Analogia do hurtowni farmaceutyków? I tam i tu widzę potężny przepływ gotówki. Tam jest to obrót magazynem. Tutaj majątkiem (nomen-omen) trwałym. Analogia oczywiście nie jest idealna, ale na tym polegają analogie :) W każdym razie - poważniejsze zacięcie się tego mechanizmu spowodowałoby paskudne skutki w obu przypadkach. To przekłada się na wyższe wymagania, co do jakości zarządzania.
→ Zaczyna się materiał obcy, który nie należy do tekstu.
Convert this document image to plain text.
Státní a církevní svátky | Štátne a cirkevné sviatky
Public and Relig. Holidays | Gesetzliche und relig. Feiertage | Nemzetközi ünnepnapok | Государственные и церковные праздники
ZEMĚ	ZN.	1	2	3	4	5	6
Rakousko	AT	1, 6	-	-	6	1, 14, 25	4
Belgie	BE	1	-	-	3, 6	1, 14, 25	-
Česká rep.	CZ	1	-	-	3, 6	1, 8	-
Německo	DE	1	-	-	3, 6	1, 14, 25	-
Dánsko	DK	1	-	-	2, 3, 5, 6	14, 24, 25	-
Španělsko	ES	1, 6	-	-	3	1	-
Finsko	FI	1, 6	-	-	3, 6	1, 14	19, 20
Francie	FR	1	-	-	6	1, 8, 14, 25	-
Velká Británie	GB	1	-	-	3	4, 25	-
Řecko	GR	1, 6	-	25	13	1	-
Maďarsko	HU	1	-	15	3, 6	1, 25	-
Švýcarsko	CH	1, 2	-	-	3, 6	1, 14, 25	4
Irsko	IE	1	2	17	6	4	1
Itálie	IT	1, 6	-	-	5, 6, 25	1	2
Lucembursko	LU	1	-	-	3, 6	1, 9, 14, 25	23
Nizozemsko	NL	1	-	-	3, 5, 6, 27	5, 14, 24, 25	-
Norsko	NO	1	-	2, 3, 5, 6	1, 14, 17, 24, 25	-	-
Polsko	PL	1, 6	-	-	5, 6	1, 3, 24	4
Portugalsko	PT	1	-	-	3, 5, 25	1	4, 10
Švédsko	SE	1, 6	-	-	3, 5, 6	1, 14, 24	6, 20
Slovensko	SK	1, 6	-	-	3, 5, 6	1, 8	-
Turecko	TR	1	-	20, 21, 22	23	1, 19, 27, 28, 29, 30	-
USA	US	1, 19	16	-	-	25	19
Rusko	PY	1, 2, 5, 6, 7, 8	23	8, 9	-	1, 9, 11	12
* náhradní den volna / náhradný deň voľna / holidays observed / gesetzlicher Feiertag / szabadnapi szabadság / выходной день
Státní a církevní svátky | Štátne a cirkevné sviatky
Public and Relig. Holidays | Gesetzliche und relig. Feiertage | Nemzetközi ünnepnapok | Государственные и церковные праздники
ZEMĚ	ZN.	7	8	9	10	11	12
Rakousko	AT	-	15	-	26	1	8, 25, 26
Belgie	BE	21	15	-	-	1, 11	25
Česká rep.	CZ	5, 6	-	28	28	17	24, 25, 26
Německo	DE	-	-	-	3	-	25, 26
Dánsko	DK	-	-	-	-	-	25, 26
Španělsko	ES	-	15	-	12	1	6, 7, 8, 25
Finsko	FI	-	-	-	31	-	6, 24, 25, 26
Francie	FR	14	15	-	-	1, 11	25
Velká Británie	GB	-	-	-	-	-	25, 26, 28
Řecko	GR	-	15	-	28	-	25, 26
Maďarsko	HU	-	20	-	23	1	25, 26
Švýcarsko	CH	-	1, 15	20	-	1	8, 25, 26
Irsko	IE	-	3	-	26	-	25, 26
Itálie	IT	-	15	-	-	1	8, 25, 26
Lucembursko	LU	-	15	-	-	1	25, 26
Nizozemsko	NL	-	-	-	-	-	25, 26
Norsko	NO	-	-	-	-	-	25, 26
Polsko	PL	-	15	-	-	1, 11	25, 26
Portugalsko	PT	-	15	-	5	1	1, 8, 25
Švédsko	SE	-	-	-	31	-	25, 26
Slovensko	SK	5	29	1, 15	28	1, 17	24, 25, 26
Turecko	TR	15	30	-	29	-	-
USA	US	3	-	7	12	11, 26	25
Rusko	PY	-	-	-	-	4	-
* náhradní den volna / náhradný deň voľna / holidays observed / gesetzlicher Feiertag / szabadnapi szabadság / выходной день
To z kolei na większą czujność wymaganą od inwestorów.

Mortski
0
Dołączył: 2010-01-02
Wpisów: 8
Wysłane: 7 stycznia 2011 10:44:45 przy kursie: 80,60 zł
Po mojemu to analogia jest, ale nie z hurtownią farmaceutyków, której jest bliżej do każdej innej działalności handlowej "kupił -sprzedał" , ale z firmą wynajmująca samochody.
Ulma musi zdecydować czy kupić materiał i jaki ten materiał kupić żeby potem przez 3 -5 lat pracował w najmie u różnych klientów.
Podobne decyzje podejmuje firma Avis, która kupuje auta antycypując przyszłe zapotrzebowanie klientów.
Te same problemy z płynnością: trzeba kupić towar, zapłacić za niego 100% a potem polować na klientów , którzy gotowi są go użytkować - jeden weźmie na parę dni drugi na miesiąc a trzeci na 3 miesiące.
Raz jest zapotrzebowanie na 100 samochodów a po miesiącu tylko na 30.
A potem znowu potrzeba 120 aut.
Trudność biznesu Ulmy polega jednak na tym, że Avis może zawsze kupionego Mercedesa sprzedać 10% poniżej ceny rynkowej i skrócić majątek, a szalunku Ulma raczej nikt nie kupi z tak małym dyskontem ( o ile w ogóle). Tak więc ich inwestycje muszą być o wiele lepiej przemyślane na 3-5 lat do przodu.
Ich plusem w porównaniu z Avisem jest to ze żywotność ich produktów to czasem 15 lat, więc jest tam sporo towaru, którego wartość księgowa wynosi 0 a zdolność kreacji przychodu - taka jak towaru nowego. Natomiast Avis musi wymieniać auta co 2-3 lata.

rafsty
PREMIUM
38
Dołączył: 2009-02-19
Wpisów: 2 393
Wysłane: 7 stycznia 2011 11:31:41 przy kursie: 80,60 zł
Dobre porównanie! Ja się zawęziłem do naszej giełdy.
Co do pracującego majątku w wycenie zero - oczywiście może tak być, ale kwoty jakie wydają na zakupy nowych środków trwałych budzą moje wątpliwości.
Żeby taki wariant uprawdopodobnić sprzedaż musiałaby rosnąć dynamicznie przy jednoczesnej stagnacji majątku trwałego. Stagnację majątku mamy, ale koniunktura nie pozwala jednoznacznie ocenić sprzedaży. W tym momencie mamy wydawanie dziesiątek milionów na dodatkowy sprzęt. Zakładając, że ten zamortyzowany nadal nadaje się do użytku, potencjał firmy rośnie na potęgę. Pytanie tylko czy to jest właściwa diagnoza??? I czy firma ten potencjał wykorzysta? Bo jak nie, to skończy sie przeinwestowaniem.


Kasia Stefanska
4
Dołączył: 2009-05-05
Wpisów: 1 251
Wysłane: 7 stycznia 2011 13:40:58 przy kursie: 80,60 zł
Mortski napisał(a):
P
Ich plusem w porównaniu z Avisem jest to ze żywotność ich produktów to czasem 15 lat, więc jest tam sporo towaru, którego wartość księgowa wynosi 0 a zdolność kreacji przychodu - taka jak towaru nowego.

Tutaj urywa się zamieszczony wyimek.